Following the SYMPLICITY HTN-3 results, how did major clinical guidelines (such as the ACC/AHA or ESC) adjust the recommendation level for renal denervation, and what specific evidence threshold must be met to reinstate it as a recommended therapy?

Key Response

Post-SYMPLICITY HTN-3, guidelines downgraded renal denervation to 'investigational' or Class III (no benefit) for routine use.
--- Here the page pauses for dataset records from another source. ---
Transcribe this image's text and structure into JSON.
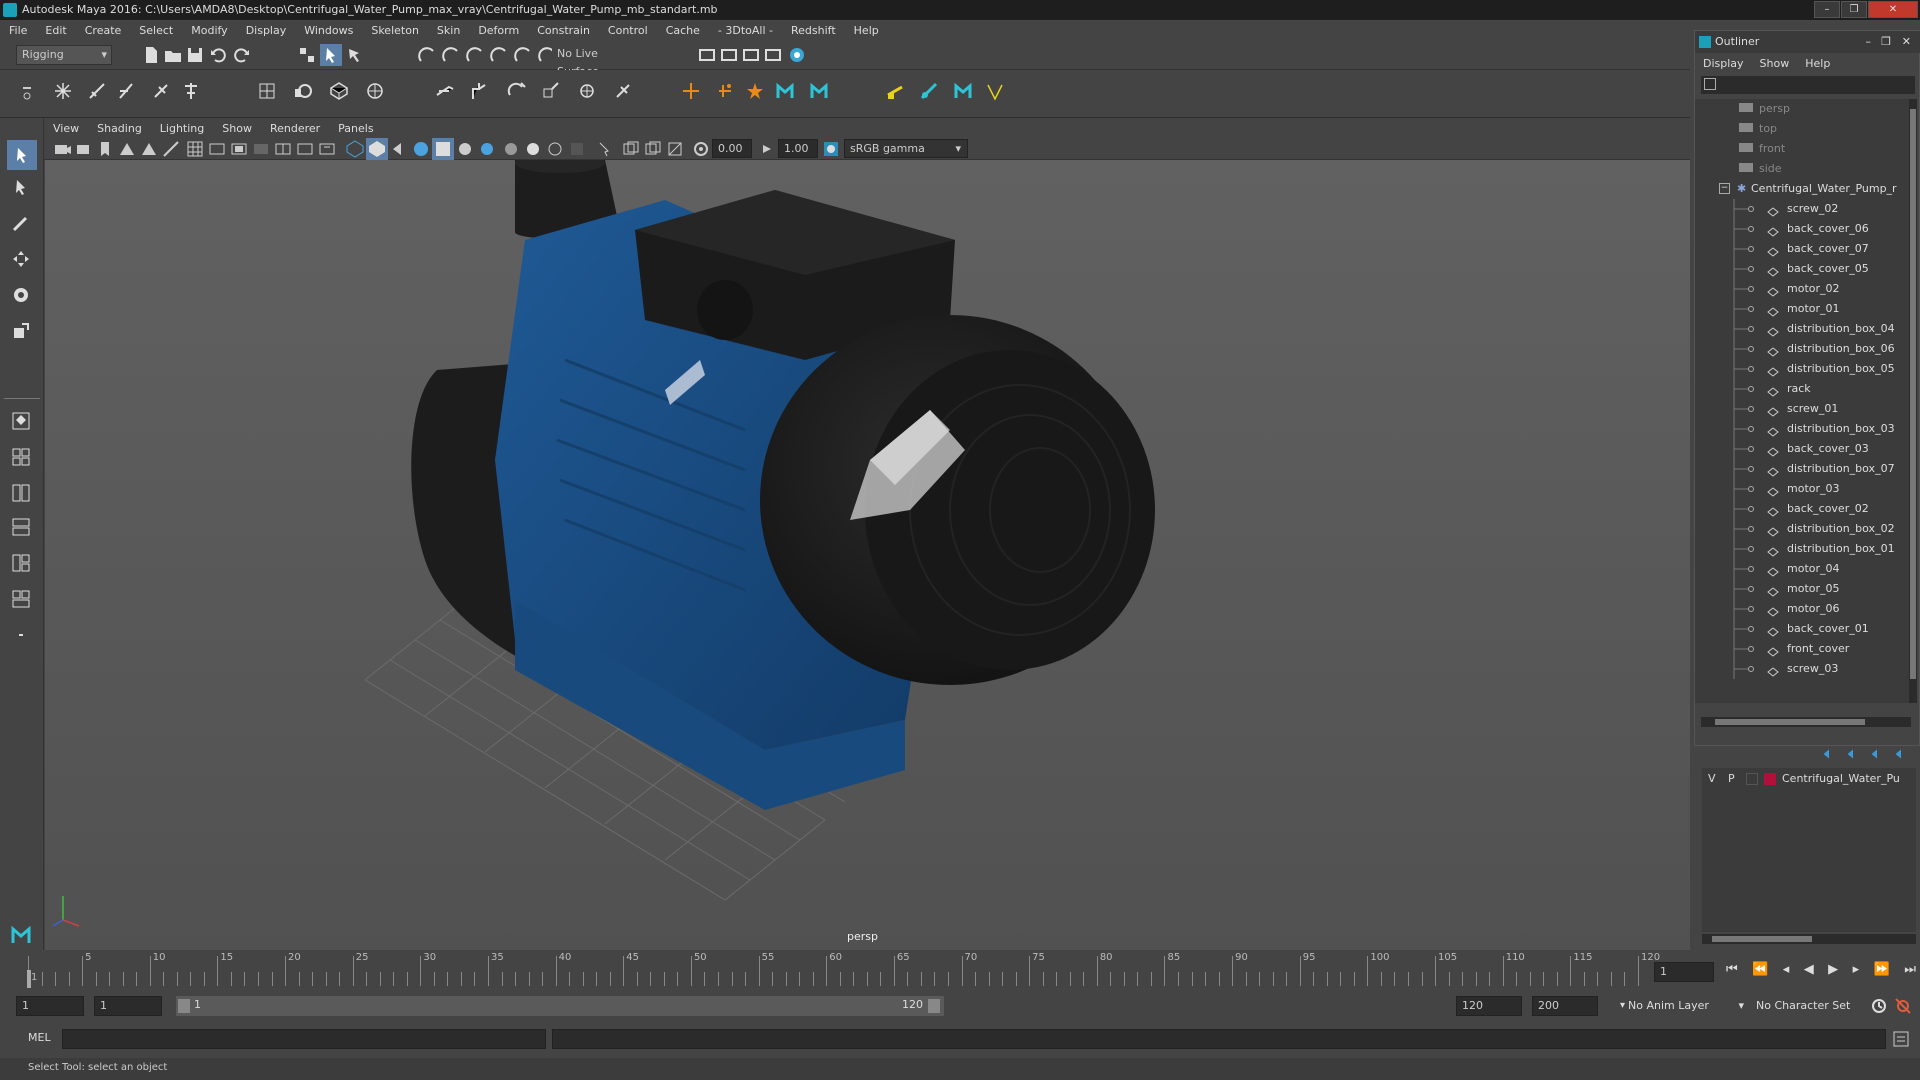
{
  "window": {
    "title": "Autodesk Maya 2016: C:\\Users\\AMDA8\\Desktop\\Centrifugal_Water_Pump_max_vray\\Centrifugal_Water_Pump_mb_standart.mb"
  },
  "menubar": {
    "items": [
      "File",
      "Edit",
      "Create",
      "Select",
      "Modify",
      "Display",
      "Windows",
      "Skeleton",
      "Skin",
      "Deform",
      "Constrain",
      "Control",
      "Cache",
      "- 3DtoAll -",
      "Redshift",
      "Help"
    ]
  },
  "statusline": {
    "mode": "Rigging",
    "live_surface": "No Live Surface"
  },
  "viewport": {
    "menu": [
      "View",
      "Shading",
      "Lighting",
      "Show",
      "Renderer",
      "Panels"
    ],
    "exposure": "0.00",
    "gamma": "1.00",
    "color_space": "sRGB gamma",
    "camera_label": "persp"
  },
  "outliner": {
    "title": "Outliner",
    "menu": [
      "Display",
      "Show",
      "Help"
    ],
    "cameras": [
      "persp",
      "top",
      "front",
      "side"
    ],
    "root": "Centrifugal_Water_Pump_r",
    "items": [
      "screw_02",
      "back_cover_06",
      "back_cover_07",
      "back_cover_05",
      "motor_02",
      "motor_01",
      "distribution_box_04",
      "distribution_box_06",
      "distribution_box_05",
      "rack",
      "screw_01",
      "distribution_box_03",
      "back_cover_03",
      "distribution_box_07",
      "motor_03",
      "back_cover_02",
      "distribution_box_02",
      "distribution_box_01",
      "motor_04",
      "motor_05",
      "motor_06",
      "back_cover_01",
      "front_cover",
      "screw_03"
    ]
  },
  "layers": {
    "visible": "V",
    "playback": "P",
    "layer_name": "Centrifugal_Water_Pu",
    "layer_color": "#b0103a"
  },
  "timeline": {
    "ticks": [
      "1",
      "5",
      "10",
      "15",
      "20",
      "25",
      "30",
      "35",
      "40",
      "45",
      "50",
      "55",
      "60",
      "65",
      "70",
      "75",
      "80",
      "85",
      "90",
      "95",
      "100",
      "105",
      "110",
      "115",
      "120"
    ],
    "current_frame": "1"
  },
  "range": {
    "start": "1",
    "playback_start": "1",
    "slider_start": "1",
    "slider_end": "120",
    "playback_end": "120",
    "end": "200",
    "anim_layer": "No Anim Layer",
    "character_set": "No Character Set"
  },
  "cmdline": {
    "label": "MEL"
  },
  "helpline": {
    "text": "Select Tool: select an object"
  },
  "colors": {
    "pump_blue": "#1d4f85",
    "pump_dark": "#1a1a1a",
    "viewport_bg": "#5a5a5a"
  }
}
To be reconsidered (as seen in more recent 2023/2024 ESH guidelines), the evidence must come from second-generation trials (like SPYRAL HTN or RADIANCE) that utilize more rigorous medication controls and multi-electrode catheters, demonstrating consistent BP reduction across both 'on-med' and 'off-med' cohorts.

Clinical Landscape

Noteworthy Related Trials

2010

SYMPLICITY HTN-2

n = 106 · Lancet

Tested

Catheter-based renal sympathetic denervation

Population

Patients with resistant hypertension

Comparator

Standard medical therapy

Endpoint

Change in systolic blood pressure at 6 months

Key result: Renal denervation led to a significant reduction in systolic blood pressure compared to the control group.
2018

SPYRAL HTN-OFF MED

n = 80 · Lancet

Tested

Renal denervation using a multi-electrode radiofrequency catheter

Population

Patients with uncontrolled hypertension off anti-hypertensive medication

Comparator

Sham procedure

Endpoint

Change in 24-hour ambulatory systolic blood pressure at 3 months

Key result: The renal denervation group showed a statistically significant reduction in blood pressure compared to the sham group.
2022

RADIANCE-HTN TRIO

n = 136 · Lancet

Tested

Ultrasound-based renal denervation

Population

Patients with resistant hypertension on a standardized triple-drug regimen

Comparator

Sham procedure

Endpoint

Change in daytime ambulatory systolic blood pressure at 6 months

Key result: Ultrasound renal denervation provided a greater reduction in blood pressure compared to a sham procedure in patients with resistant hypertension.